Each chapter surprises me. I look forward to the surprises in each
chapter."
The conversation
turns a bit, with Marty explaining how nervous he gets before preaching,
with him predicting trends in religion in the decades ahead, with
him talking about how he probably always knew he would teach and
write, about time management and his childhood and the day he and
a boyhood friend dropped in on Carl Sandburg. They were scolded
by Sandburg's wife and told the writer was busy upstairs, that they
should get along now. But soon the author himself came down and
scolded the boys and told them they were interrupting and intruding-before
inviting them up to his study for a gracious afternoon's talk.
This last is
an example, Marty says, of disponibilité, being flexible with one's
time, making oneself available to others. One of Marty's great gifts,
says Appleby, is captured in Eugen Rosenstock-Huessy's Respondeo
etsi Mutabor: "I respond even though I have to be changed."
In many ways,
you figure, Marty's life has been one of adapting, adjusting, responding,
being changed by the many ways he serves others, yet changing others
by the way he responds to them, to their questions, needs, requests,
petitions. Answering calls, God's calling.
Thinking of
the final call, you have to ask him, "Are you afraid of dying?"
To which Marty
responds smiling, deferring to Woody Allen: "I'm not afraid of dying.

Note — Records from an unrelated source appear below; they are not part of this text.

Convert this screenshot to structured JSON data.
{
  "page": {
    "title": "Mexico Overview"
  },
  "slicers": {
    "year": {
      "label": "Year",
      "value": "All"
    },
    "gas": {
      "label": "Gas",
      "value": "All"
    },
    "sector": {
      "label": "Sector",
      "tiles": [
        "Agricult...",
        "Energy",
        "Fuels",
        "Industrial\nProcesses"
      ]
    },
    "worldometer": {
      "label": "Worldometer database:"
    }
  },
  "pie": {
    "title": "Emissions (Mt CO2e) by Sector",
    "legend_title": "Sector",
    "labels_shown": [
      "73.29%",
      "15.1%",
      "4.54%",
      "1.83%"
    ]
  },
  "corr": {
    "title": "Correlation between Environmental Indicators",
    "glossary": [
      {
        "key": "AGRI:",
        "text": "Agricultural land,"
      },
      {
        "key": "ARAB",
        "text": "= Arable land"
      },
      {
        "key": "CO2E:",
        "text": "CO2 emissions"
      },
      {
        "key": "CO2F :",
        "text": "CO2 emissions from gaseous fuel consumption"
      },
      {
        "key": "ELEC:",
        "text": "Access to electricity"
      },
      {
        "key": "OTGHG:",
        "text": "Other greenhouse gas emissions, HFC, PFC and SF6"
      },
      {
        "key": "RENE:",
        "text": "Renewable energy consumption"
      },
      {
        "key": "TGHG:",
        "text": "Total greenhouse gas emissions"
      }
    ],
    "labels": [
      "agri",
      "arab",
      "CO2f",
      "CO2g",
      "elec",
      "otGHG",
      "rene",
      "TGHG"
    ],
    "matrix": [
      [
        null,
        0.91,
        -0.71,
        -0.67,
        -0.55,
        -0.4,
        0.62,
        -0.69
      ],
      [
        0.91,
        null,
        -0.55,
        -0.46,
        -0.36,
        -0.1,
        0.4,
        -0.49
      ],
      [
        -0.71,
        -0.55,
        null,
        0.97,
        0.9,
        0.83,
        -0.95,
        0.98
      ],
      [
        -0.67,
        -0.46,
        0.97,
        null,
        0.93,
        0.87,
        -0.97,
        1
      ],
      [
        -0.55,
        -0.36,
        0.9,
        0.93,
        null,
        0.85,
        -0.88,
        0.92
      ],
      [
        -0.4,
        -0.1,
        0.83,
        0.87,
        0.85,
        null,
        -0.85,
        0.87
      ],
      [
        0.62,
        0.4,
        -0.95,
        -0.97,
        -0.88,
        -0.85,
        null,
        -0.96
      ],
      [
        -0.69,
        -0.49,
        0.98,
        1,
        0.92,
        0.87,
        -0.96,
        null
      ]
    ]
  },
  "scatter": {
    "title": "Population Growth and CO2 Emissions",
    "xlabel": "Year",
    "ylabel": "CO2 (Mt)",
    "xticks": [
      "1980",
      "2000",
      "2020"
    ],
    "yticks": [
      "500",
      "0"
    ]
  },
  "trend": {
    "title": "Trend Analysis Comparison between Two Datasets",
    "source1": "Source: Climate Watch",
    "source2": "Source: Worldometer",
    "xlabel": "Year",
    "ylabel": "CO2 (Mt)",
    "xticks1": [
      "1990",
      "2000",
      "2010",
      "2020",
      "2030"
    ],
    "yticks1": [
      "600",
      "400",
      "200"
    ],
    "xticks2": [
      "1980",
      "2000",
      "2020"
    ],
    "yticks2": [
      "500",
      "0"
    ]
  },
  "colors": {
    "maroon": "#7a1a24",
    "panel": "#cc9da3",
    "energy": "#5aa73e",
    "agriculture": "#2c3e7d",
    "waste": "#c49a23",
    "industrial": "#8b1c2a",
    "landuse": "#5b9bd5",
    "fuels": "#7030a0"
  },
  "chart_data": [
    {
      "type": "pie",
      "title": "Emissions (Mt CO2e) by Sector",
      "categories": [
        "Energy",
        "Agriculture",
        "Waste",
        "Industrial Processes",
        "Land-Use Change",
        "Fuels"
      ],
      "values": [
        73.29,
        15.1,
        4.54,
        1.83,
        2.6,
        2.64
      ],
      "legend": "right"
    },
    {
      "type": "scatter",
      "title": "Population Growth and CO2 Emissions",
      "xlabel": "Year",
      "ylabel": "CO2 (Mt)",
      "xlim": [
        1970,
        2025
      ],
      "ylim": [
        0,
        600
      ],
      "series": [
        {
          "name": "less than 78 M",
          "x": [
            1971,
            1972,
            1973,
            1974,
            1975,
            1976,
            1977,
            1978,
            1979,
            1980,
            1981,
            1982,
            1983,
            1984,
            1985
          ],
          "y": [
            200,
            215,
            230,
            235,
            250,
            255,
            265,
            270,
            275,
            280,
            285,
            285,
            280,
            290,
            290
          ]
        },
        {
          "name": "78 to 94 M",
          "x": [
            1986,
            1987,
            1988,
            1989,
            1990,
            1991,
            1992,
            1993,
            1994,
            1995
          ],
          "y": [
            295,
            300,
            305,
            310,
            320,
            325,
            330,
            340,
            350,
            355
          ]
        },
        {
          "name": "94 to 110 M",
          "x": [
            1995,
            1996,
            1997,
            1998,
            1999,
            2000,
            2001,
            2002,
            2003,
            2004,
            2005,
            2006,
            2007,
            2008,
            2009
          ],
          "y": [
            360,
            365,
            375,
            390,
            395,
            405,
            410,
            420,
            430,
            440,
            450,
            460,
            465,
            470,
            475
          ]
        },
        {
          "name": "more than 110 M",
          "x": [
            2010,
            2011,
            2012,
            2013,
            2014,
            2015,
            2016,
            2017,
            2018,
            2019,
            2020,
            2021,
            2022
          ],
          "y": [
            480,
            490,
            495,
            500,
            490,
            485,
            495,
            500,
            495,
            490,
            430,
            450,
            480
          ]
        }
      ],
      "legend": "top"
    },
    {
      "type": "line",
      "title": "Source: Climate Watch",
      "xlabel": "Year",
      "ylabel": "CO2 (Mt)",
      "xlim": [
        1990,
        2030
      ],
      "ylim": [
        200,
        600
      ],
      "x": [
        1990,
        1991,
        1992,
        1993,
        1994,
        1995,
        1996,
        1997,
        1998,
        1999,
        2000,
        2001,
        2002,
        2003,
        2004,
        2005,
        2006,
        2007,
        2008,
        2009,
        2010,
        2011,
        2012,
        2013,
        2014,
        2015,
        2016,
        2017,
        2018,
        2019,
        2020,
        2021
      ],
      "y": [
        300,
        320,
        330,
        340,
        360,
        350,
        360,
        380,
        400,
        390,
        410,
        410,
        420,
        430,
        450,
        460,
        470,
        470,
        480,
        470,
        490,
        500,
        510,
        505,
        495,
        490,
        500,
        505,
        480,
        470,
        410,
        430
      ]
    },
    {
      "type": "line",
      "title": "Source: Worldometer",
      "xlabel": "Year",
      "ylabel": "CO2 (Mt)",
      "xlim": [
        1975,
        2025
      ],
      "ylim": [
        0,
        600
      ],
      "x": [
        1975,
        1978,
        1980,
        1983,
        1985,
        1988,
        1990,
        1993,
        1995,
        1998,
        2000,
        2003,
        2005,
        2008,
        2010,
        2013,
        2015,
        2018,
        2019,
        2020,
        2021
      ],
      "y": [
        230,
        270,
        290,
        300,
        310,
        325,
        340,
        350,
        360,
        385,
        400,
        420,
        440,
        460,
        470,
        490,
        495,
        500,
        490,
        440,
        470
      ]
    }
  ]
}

I just don't want to be there when it happens." You both laugh;
Marty continues, "I could live with annihilation, extinction. We
will die, accidents happen, people will forget we ever lived. But
I am a terrible chicken about pain. And I do not, of course, look
forward to the painful decline of my powers. I saw my wife go through
brain cancer, and it's not a pretty sight."
Marty then
talks about the immortal soul, the difference between Greek and
Christian conceptions, the incomprehensibility of eternal life,
and how every morning he awakens at 4:57 a.m., three minutes before
the alarm is set to go off, and abides by "the Lutheran custom of
making the sign of the cross and saying a little prayer-a daily
reminder that you are mortal, that the body is mortal."
Of course,
it is clear to you-from the many people touched, the many words
written, the Divinity School's new Martin Marty Center to study
religion's role in public life and culture-that Marty's life is
richly layered, that his house has many rooms. And you know he has
found answers to questions still nagging you, that there is so much
more to learn from him. But you sense it is time for you to go,
time for him to get on with his life, to give his full attention
to the next task at hand. And as you walk away, looking back at
the professor returning to his office, you see and are glad that
the man with the name is inspiritingly human.